Graduate Student News
- -Kayla Schott-Bresler has won admission to the inaugural 'History of Capitalism Summer Camp' at Cornell this July.
- -Jessie Kindig has been awarded the very prestigious Graduate School Presidential Dissertation Fellowship for 2013-14.
- -Mary Anne Henderson, a Ph.D. candidate in U.S. History, has published an article reflecting on the history and politics of the recent fertilizer plant explosion in West, Texas. It appeared in the Current, San Antonio's alternative newspaper.
- -Jessie Kindig (U.S. History) was selected as the Alvord Fellow in the Humanities for 2013-14. The Alvord Fellowship is the University of Washington College of Arts & Sciences's most prestigious graduate student award in the Humanities.

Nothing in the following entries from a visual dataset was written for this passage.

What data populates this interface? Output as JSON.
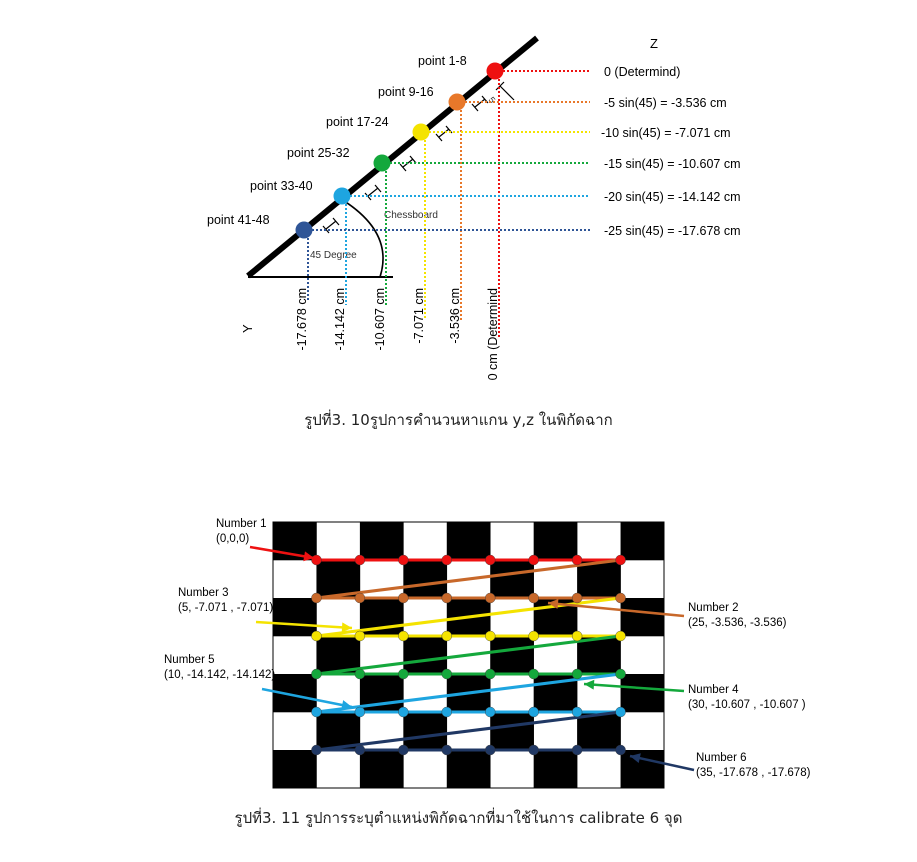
{
  "figure1": {
    "axis_z": "Z",
    "axis_y": "Y",
    "angle_label": "45 Degree",
    "board_label": "Chessboard",
    "tick_label": "5",
    "colors": {
      "red": "#ee1111",
      "orange": "#e8782a",
      "yellow": "#f4e300",
      "green": "#14a83c",
      "cyan": "#1ea5e0",
      "navy": "#2f5597"
    },
    "points": [
      {
        "label": "point 1-8",
        "z": "0 (Determind)",
        "y": "0 cm (Determind",
        "color": "#ee1111"
      },
      {
        "label": "point 9-16",
        "z": "-5 sin(45) = -3.536 cm",
        "y": "-3.536 cm",
        "color": "#e8782a"
      },
      {
        "label": "point 17-24",
        "z": "-10 sin(45) = -7.071 cm",
        "y": "-7.071 cm",
        "color": "#f4e300"
      },
      {
        "label": "point 25-32",
        "z": "-15 sin(45) = -10.607 cm",
        "y": "-10.607 cm",
        "color": "#14a83c"
      },
      {
        "label": "point 33-40",
        "z": "-20 sin(45) = -14.142 cm",
        "y": "-14.142 cm",
        "color": "#1ea5e0"
      },
      {
        "label": "point 41-48",
        "z": "-25 sin(45) = -17.678 cm",
        "y": "-17.678 cm",
        "color": "#2f5597"
      }
    ],
    "caption": "รูปที่3. 10รูปการคำนวนหาแกน y,z ในพิกัดฉาก"
  },
  "figure2": {
    "colors": {
      "row1": "#ee1111",
      "row2": "#c8682a",
      "row3": "#f4e300",
      "row4": "#14a83c",
      "row5": "#1ea5e0",
      "row6": "#203864"
    },
    "labels": [
      {
        "name": "Number 1",
        "coords": "(0,0,0)"
      },
      {
        "name": "Number 2",
        "coords": "(25, -3.536, -3.536)"
      },
      {
        "name": "Number 3",
        "coords": "(5, -7.071 , -7.071)"
      },
      {
        "name": "Number 4",
        "coords": "(30, -10.607  , -10.607 )"
      },
      {
        "name": "Number 5",
        "coords": "(10, -14.142, -14.142)"
      },
      {
        "name": "Number 6",
        "coords": "(35, -17.678 , -17.678)"
      }
    ],
    "caption": "รูปที่3. 11 รูปการระบุตำแหน่งพิกัดฉากที่มาใช้ในการ calibrate 6 จุด"
  }
}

- -Maria Quintana received a 2013 Charlotte W. Newcombe Doctoral Dissertation Fellowship for her dissertation Be Our Guest (Worker): Making Meaning out of Race, Labor and Empire during the U.S. Emergency Labor Programs, 1942-1964. The Newcombe Dissertation Fellowship is one of the most competitive dissertation fellowship competitions in the country, selecting only the top 5% of applicants to become Fellows.
- -Anthony Adler is the recipient of a highly competitive Dissertation Improvement Grant from theNational Science Foundation (NSF) for his project, "The Ocean Laboratory." Tony's dissertation looks at the development of ship-based oceanographic research in the nineteenth and twentieth centuries, with special attention to the problems of representing the results of research at sea as analogous to work in laboratories on land, and to the role of science in defining a Pacific World. Tony is also the winner of the American Geophysical Union's annual prize for dissertations in the history of geophysics.
- -Roneva Keel was awarded a Foreign Language and Area Studies Fellowship from the Southeast Asia Center of the Jackson School of International Studies to study Tagalog and pursue coursework in Southeast Asian area studies.
- -Stefan Kamola has accepted a three-year post-doc with the Princeton Society of Fellows; and Allan Lumba has accepted a two-year Global American Studies Postdoctoral Fellowship at Harvard University's Charles Warren Center for Studies in American History.